【TiDB Usage Environment】Production
【TiDB Version】
【Encountered Problem】
【Reproduction Path】What operations were performed to cause the problem
【Problem Phenomenon and Impact】
WAL is an important means to ensure transaction durability, equivalent to the redo log in Oracle/MySQL. Write operations of a transaction are first persisted to the WAL, and then dirty data is asynchronously flushed to the disk. If the database crashes unexpectedly, the WAL can be used to recover the data.
Raft log is the log used for data replication in the Raft consensus protocol, and it is a means to ensure consistency in the CAP theorem. When a transaction initiates a commit on the leader replica, the write operation of the transaction is encapsulated into a Raft log entry, which is then replicated to the majority of nodes. After being appended and applied, the commit operation can successfully return.
TiCDC reads the KV change log directly from TiKV, not the Raft log.
Raft log is used for data synchronization between different instances of TiKV. To use an inappropriate analogy, it’s like MySQL’s binlog for master-slave synchronization, while the WAL log is a feature of TiKV’s storage engine RocksDB, similar to MySQL’s redo log.
Thank you very much, the additional answer solved my confusion. However, I would like to ask, is the kv change log a third log independent of the wal log and raft log?
I’m ashamed. I took the PCTP exam last year, but this New Year, my workplace has TiDB, and I realized I’ve forgotten everything. Looks like I need to study it all over again.
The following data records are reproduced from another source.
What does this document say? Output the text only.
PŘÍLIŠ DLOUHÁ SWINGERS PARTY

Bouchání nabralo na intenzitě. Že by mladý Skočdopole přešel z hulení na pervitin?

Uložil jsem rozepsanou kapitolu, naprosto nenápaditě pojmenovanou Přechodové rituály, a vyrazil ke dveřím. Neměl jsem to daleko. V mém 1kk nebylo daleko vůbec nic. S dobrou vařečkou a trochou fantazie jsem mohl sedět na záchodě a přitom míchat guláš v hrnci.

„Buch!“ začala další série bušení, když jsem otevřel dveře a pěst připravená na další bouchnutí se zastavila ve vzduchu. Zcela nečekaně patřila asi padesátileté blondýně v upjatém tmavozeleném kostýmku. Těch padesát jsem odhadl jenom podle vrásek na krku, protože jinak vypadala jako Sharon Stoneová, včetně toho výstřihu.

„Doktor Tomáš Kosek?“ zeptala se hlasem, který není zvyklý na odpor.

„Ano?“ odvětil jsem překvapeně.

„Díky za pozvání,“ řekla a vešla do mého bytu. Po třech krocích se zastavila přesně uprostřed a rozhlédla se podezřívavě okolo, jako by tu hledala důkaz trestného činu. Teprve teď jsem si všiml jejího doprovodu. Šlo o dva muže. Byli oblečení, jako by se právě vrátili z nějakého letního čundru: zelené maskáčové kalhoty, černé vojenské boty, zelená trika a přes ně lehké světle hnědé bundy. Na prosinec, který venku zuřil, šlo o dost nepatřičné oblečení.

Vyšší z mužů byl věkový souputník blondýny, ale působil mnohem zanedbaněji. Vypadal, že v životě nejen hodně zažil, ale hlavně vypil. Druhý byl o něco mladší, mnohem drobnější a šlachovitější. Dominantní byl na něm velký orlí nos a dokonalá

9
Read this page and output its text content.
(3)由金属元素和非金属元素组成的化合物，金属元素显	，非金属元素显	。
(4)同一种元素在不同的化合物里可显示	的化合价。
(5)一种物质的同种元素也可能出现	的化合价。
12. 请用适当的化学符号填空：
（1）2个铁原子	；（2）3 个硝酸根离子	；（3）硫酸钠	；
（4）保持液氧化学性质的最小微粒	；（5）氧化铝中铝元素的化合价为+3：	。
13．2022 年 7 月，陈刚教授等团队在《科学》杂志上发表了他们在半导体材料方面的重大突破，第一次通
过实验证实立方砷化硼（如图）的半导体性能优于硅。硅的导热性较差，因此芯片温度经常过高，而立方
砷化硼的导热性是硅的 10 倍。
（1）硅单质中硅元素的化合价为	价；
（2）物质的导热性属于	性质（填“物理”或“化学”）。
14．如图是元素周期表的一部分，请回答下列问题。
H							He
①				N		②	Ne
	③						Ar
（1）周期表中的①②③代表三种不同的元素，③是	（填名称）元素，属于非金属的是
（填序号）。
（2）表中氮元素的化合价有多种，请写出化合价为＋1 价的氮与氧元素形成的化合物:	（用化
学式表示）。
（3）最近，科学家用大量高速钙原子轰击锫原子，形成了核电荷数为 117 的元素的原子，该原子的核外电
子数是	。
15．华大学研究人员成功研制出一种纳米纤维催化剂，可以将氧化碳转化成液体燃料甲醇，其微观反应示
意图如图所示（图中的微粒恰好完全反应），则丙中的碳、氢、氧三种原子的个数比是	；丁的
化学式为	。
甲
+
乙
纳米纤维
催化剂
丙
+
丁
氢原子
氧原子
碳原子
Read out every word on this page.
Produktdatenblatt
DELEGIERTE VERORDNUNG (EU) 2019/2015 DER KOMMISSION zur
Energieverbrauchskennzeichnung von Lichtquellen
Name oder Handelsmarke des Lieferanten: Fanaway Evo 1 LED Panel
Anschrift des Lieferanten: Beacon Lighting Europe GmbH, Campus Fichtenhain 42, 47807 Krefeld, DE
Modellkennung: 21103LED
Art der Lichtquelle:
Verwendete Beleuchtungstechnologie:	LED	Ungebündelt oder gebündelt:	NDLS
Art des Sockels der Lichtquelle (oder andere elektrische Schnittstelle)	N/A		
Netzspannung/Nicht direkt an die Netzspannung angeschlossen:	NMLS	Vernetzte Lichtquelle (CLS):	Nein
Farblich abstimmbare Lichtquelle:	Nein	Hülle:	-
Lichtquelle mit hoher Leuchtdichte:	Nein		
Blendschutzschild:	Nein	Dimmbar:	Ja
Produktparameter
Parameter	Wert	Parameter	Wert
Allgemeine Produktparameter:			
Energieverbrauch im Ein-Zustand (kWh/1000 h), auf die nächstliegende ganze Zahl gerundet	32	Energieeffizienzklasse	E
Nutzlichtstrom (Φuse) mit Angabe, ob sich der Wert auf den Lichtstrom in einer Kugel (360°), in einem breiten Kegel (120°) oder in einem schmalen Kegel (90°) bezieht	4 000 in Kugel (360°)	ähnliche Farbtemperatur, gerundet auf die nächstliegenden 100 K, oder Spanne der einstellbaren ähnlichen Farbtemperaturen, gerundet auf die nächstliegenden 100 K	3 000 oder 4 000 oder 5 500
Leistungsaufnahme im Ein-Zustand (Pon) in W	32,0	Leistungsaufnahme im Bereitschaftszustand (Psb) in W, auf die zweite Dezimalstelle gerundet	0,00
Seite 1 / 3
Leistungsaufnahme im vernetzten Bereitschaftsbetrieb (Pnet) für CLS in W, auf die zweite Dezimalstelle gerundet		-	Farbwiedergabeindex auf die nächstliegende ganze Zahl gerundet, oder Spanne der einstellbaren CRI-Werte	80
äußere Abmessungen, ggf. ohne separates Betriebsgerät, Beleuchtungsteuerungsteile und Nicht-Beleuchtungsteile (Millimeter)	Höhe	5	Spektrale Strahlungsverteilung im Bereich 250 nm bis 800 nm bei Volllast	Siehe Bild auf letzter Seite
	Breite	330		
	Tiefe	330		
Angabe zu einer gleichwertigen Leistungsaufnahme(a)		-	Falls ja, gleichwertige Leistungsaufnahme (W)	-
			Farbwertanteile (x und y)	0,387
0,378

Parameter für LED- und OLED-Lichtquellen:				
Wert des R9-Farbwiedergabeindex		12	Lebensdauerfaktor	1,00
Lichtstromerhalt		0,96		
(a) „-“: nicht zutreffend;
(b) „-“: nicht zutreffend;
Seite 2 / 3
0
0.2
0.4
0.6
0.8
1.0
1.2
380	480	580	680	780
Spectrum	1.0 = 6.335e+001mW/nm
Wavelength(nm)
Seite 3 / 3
TiKV’s underlying structure is divided into two RocksDB instances, one for storing Raft logs and the other for storing data. The Raft log ensures data consistency among the three TiKV instances when data is written to TiKV. This log is recorded by the Raft protocol and eventually lands in RocksDB, where it is stored as a regular key-value pair.
Now, let’s talk about WAL (Write-Ahead Logging). When RocksDB writes data, it first writes to the memtable, which is an in-memory table. If the data were only written to memory and then returned, it wouldn’t be considered persistent. Therefore, a WAL is written, which appends the log directly to a file, effectively performing sequential writes. Sequential writes to disk are relatively fast.
Each TiKV has two RocksDB instances, one for storing raft logs and one for storing actual data, specifically: RocksDB raft and RocksDB db. When writing to the RocksDB db instance, it first writes to the WAL and then to the memtable. My question is, when writing raft logs to the RocksDB raft instance, does it also first write to the WAL and then to the memtable? It should be like this, right?
When RocksDB writes a key/value, it first writes to the WAL and then to the memtable. RocksDB-Raft is simply using a regular RocksDB to store Raft data, so there is no difference.
The key-value pairs written by the user are first written to the WAL (Write Ahead Log) on the disk, which can also be understood as KV change logs. Once a synchronization task is created, the TiCDC cluster will pull these row changed events.
I saw this in an article. Is this correct? Is wal the same as kv change logs?
Is the kv change log a third type of log independent of the wal log and raft log? I’m about to set up ticdc recently, so I want to understand what the kv change log is and what its write mechanism is.